I recently completed processing the papers of Patrick Suppes, a pioneering philosopher of science. This collection is now open for research use via University Archives. Suppes spent 64 years at Stanford and was the Director of Stanford’s Education Program for Gifted Youth (EPGY). He was the Lucie Stern Professor of Philosophy, Emeritus, and worked in the Statistics and Psychology departments along with the Graduate School of Education at Stanford University. His collection contains journal articles and papers written by him and others in the fields of education, philosophy, and science. It also includes correspondence, research materials and notes, various slides, and a wealth of audiovisual and computer media.

Computers in a classroom

Outside of this collection, two oral history interviews with Suppes from 2007 and 2014 are accessible through the Stanford Historical Society. The importance of his contributions to the fields of philosophy and education can’t be overstated.

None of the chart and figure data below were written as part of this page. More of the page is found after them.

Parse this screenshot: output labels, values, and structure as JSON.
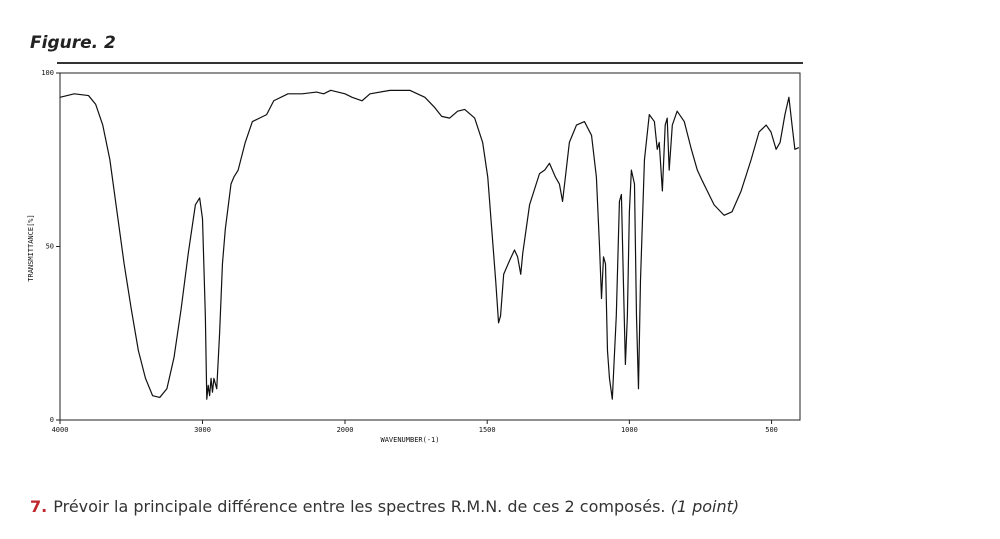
{
  "figure_label": "Figure. 2",
  "chart_data": {
    "type": "line",
    "x_label": "WAVENUMBER(-1)",
    "y_label": "TRANSMITTANCE[%]",
    "xlim": [
      4000,
      400
    ],
    "ylim": [
      0,
      100
    ],
    "xticks": [
      4000,
      3000,
      2000,
      1500,
      1000,
      500
    ],
    "yticks": [
      0,
      50,
      100
    ],
    "color": "#111111",
    "x": [
      4000,
      3900,
      3800,
      3750,
      3700,
      3650,
      3600,
      3550,
      3500,
      3450,
      3400,
      3350,
      3300,
      3250,
      3200,
      3150,
      3100,
      3050,
      3020,
      3000,
      2980,
      2970,
      2960,
      2950,
      2940,
      2930,
      2920,
      2900,
      2880,
      2860,
      2840,
      2800,
      2780,
      2750,
      2700,
      2650,
      2600,
      2550,
      2500,
      2400,
      2300,
      2200,
      2150,
      2100,
      2050,
      2000,
      1975,
      1940,
      1912,
      1842,
      1772,
      1719,
      1684,
      1660,
      1632,
      1604,
      1579,
      1544,
      1516,
      1498,
      1484,
      1470,
      1460,
      1453,
      1442,
      1421,
      1404,
      1393,
      1382,
      1375,
      1351,
      1316,
      1298,
      1281,
      1260,
      1246,
      1235,
      1225,
      1211,
      1186,
      1158,
      1133,
      1116,
      1105,
      1098,
      1091,
      1084,
      1077,
      1070,
      1060,
      1046,
      1035,
      1028,
      1021,
      1014,
      1007,
      1000,
      993,
      982,
      975,
      968,
      961,
      947,
      930,
      912,
      902,
      895,
      884,
      874,
      867,
      860,
      849,
      832,
      807,
      782,
      761,
      744,
      726,
      702,
      667,
      639,
      607,
      572,
      544,
      519,
      502,
      484,
      470,
      453,
      439,
      428,
      418,
      404
    ],
    "values": [
      93,
      94,
      93.5,
      91,
      85,
      75,
      60,
      45,
      32,
      20,
      12,
      7,
      6.5,
      9,
      18,
      32,
      48,
      62,
      64,
      58,
      30,
      6,
      10,
      7,
      12,
      8,
      12,
      9,
      25,
      45,
      55,
      68,
      70,
      72,
      80,
      86,
      87,
      88,
      92,
      94,
      94,
      94.5,
      94,
      95,
      94.5,
      94,
      93,
      92,
      94,
      95,
      95,
      93,
      90,
      87.5,
      87,
      89,
      89.5,
      87,
      80,
      70,
      55,
      40,
      28,
      30,
      42,
      46,
      49,
      47,
      42,
      48,
      62,
      71,
      72,
      74,
      70,
      68,
      63,
      70,
      80,
      85,
      86,
      82,
      70,
      50,
      35,
      47,
      45,
      20,
      12,
      6,
      30,
      63,
      65,
      40,
      16,
      30,
      60,
      72,
      68,
      30,
      9,
      40,
      75,
      88,
      86,
      78,
      80,
      66,
      85,
      87,
      72,
      85,
      89,
      86,
      78,
      72,
      69,
      66,
      62,
      59,
      60,
      66,
      75,
      83,
      85,
      83,
      78,
      80,
      88,
      93,
      85,
      78,
      78.5
    ]
  },
  "question": {
    "number": "7.",
    "text": "Prévoir la principale différence entre les spectres R.M.N. de ces 2 composés.",
    "points": "(1 point)"
  }
}
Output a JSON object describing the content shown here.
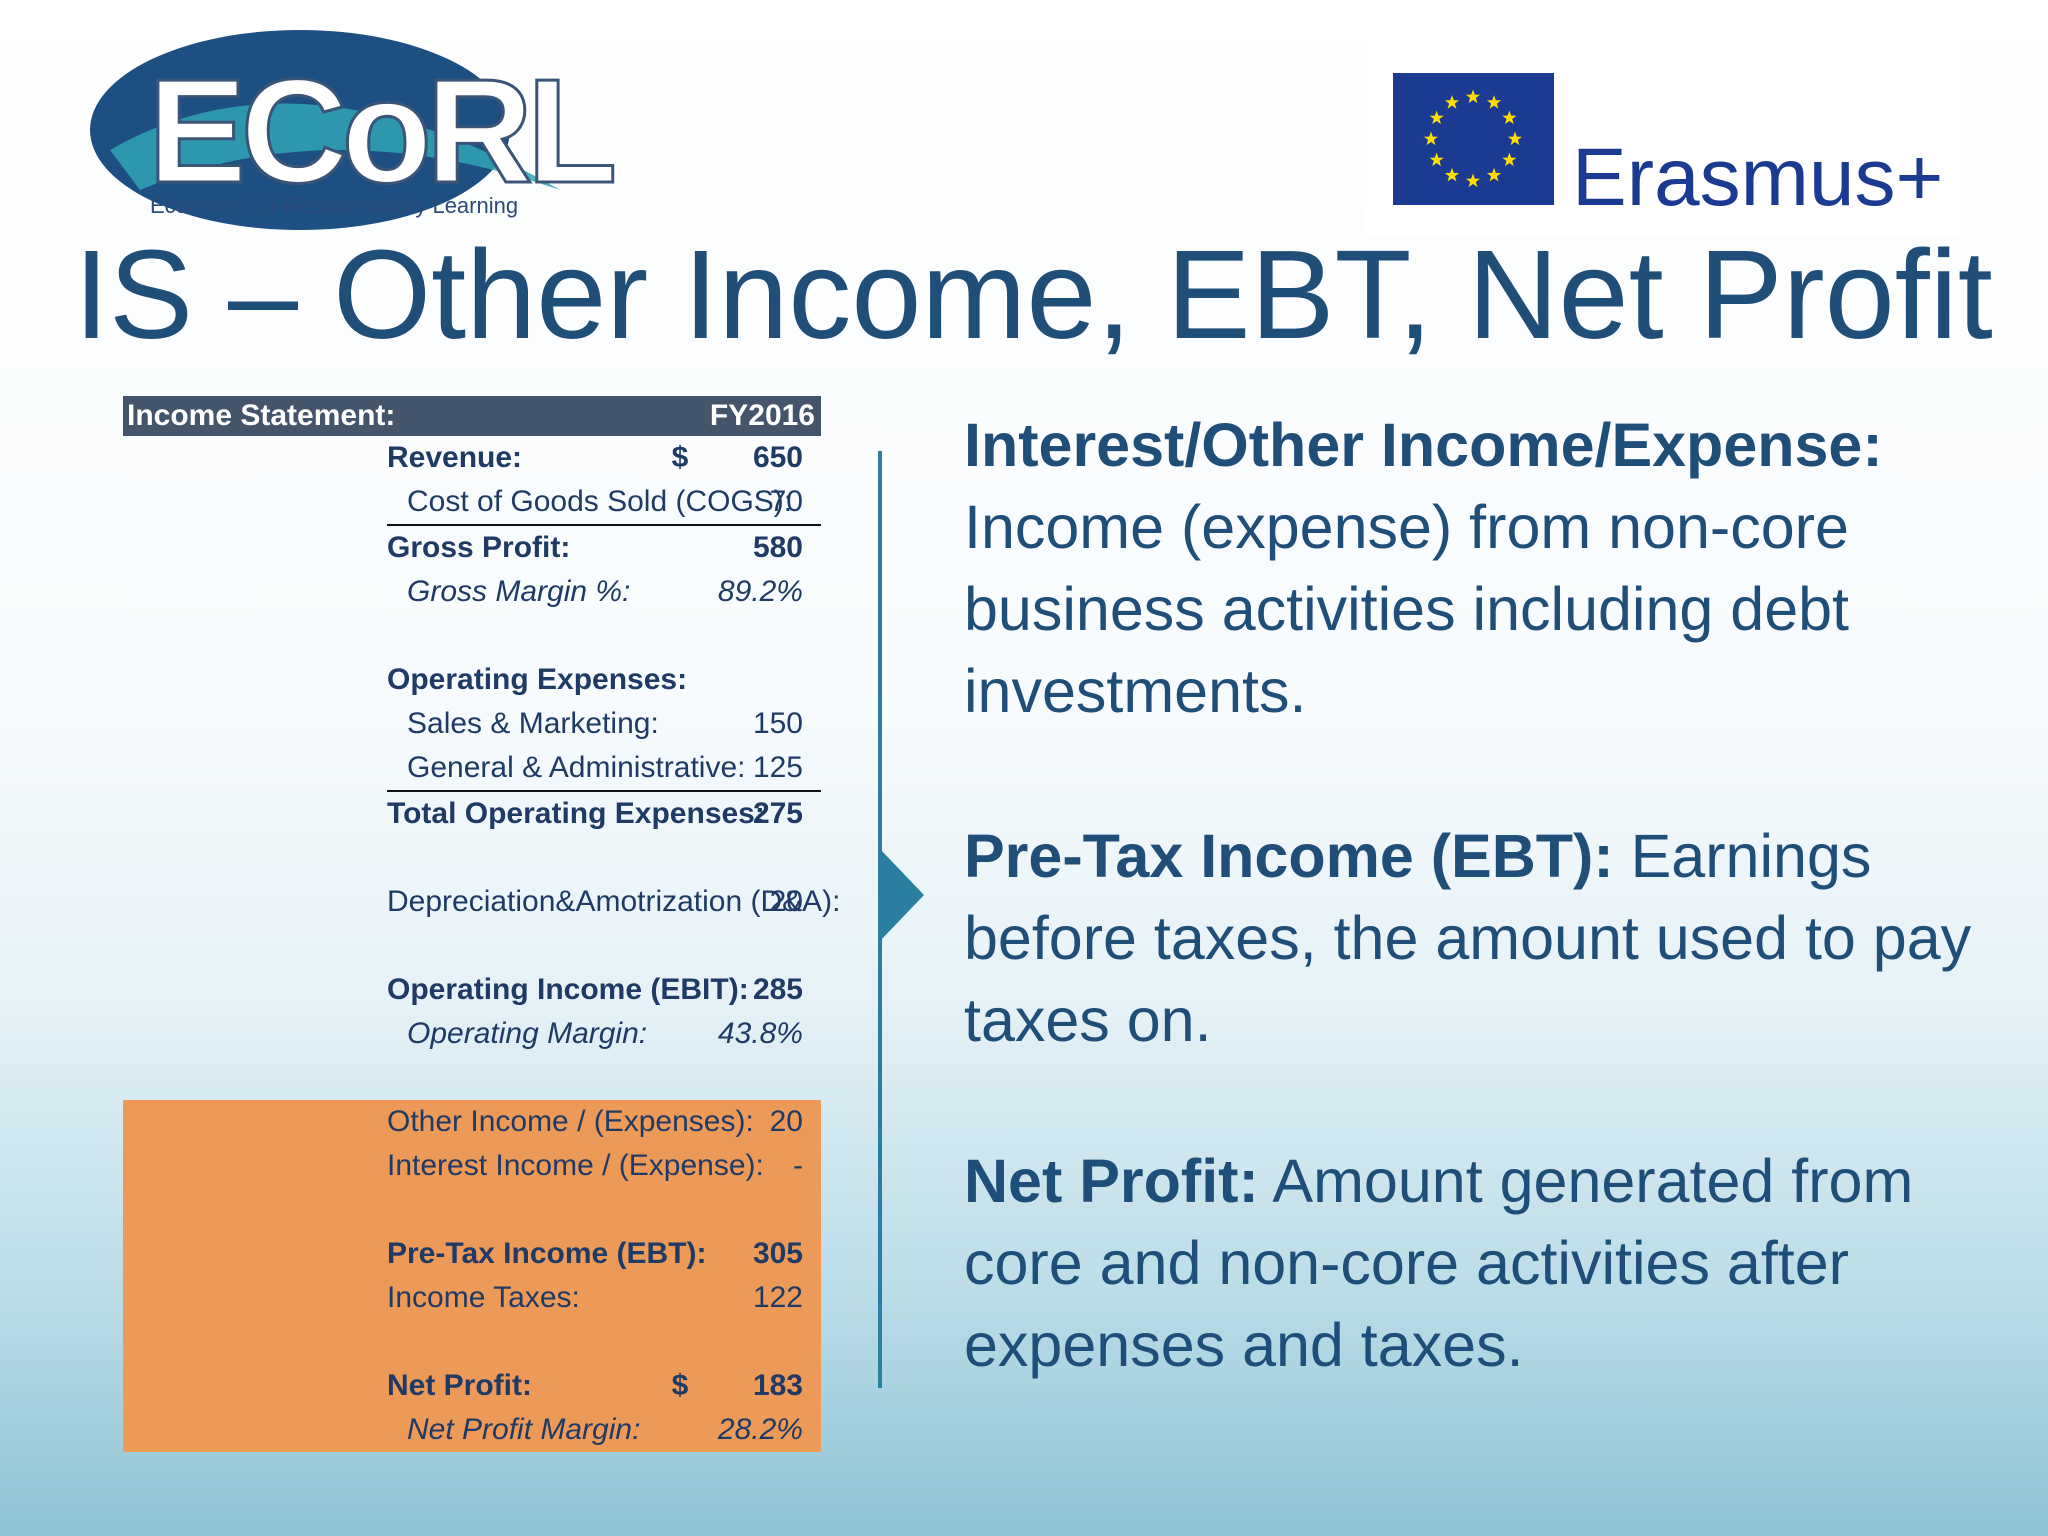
{
  "logos": {
    "ecorl": {
      "name": "ECoRL",
      "tagline": "Economy Co-Responsability Learning"
    },
    "erasmus": "Erasmus+"
  },
  "title": "IS – Other Income, EBT, Net Profit",
  "table": {
    "header": [
      "Income Statement:",
      "FY2016"
    ],
    "rows": [
      {
        "label": "Revenue:",
        "currency": "$",
        "value": "650"
      },
      {
        "label": "Cost of Goods Sold (COGS):",
        "value": "70"
      },
      {
        "label": "Gross Profit:",
        "value": "580"
      },
      {
        "label": "Gross Margin %:",
        "value": "89.2%"
      },
      {
        "label": "Operating Expenses:"
      },
      {
        "label": "Sales & Marketing:",
        "value": "150"
      },
      {
        "label": "General & Administrative:",
        "value": "125"
      },
      {
        "label": "Total Operating Expenses:",
        "value": "275"
      },
      {
        "label": "Depreciation&Amotrization (D&A):",
        "value": "20"
      },
      {
        "label": "Operating Income (EBIT):",
        "value": "285"
      },
      {
        "label": "Operating Margin:",
        "value": "43.8%"
      },
      {
        "label": "Other Income / (Expenses):",
        "value": "20"
      },
      {
        "label": "Interest Income / (Expense):",
        "value": "-"
      },
      {
        "label": "Pre-Tax Income (EBT):",
        "value": "305"
      },
      {
        "label": "Income Taxes:",
        "value": "122"
      },
      {
        "label": "Net Profit:",
        "currency": "$",
        "value": "183"
      },
      {
        "label": "Net Profit Margin:",
        "value": "28.2%"
      }
    ]
  },
  "notes": [
    {
      "heading": "Interest/Other Income/Expense:",
      "text": "Income (expense) from non-core business activities including debt investments."
    },
    {
      "heading": "Pre-Tax Income (EBT):",
      "text": "Earnings before taxes, the amount used to pay taxes on."
    },
    {
      "heading": "Net Profit:",
      "text": "Amount generated from core and non-core activities after expenses and taxes."
    }
  ]
}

For this particular project, I processed 101 boxes of materials ranging from regular computer paper to old computer tapes. As a processing archivist, this was a fun collection to work with, especially the audiovisual materials and computer media. There was always a new (or I guess old) type of media I had never seen before. Large and small computer tapes, paper reels, and a tape recorder with an attached USB were some of the interesting materials I encountered on this project.

 7 inch Reels in Patrick Suppes papers

I approached processing this collection by first organizing, listing, and re-housing the paper materials. This involved moving the materials to acid-free boxes, putting any loose papers in folders, and listing the folders or items in each box. I then tackled the audiovisual materials and computer media. I moved these items into acid-free boxes and re-housed them when necessary. I used my listing of the contents of the boxes to create an OAC finding aid and made the collection available through the Stanford catalog.

My favorite part of being a processing archivist is the finished product. Creating a finding aid and making the materials more easily accessible for researchers is a point of pride for me. I hope many people will enjoy not only the Patrick Suppes papers, but also other valuable Stanford collections from professors, campus organizations, and administrators who were pioneers in their respective fields.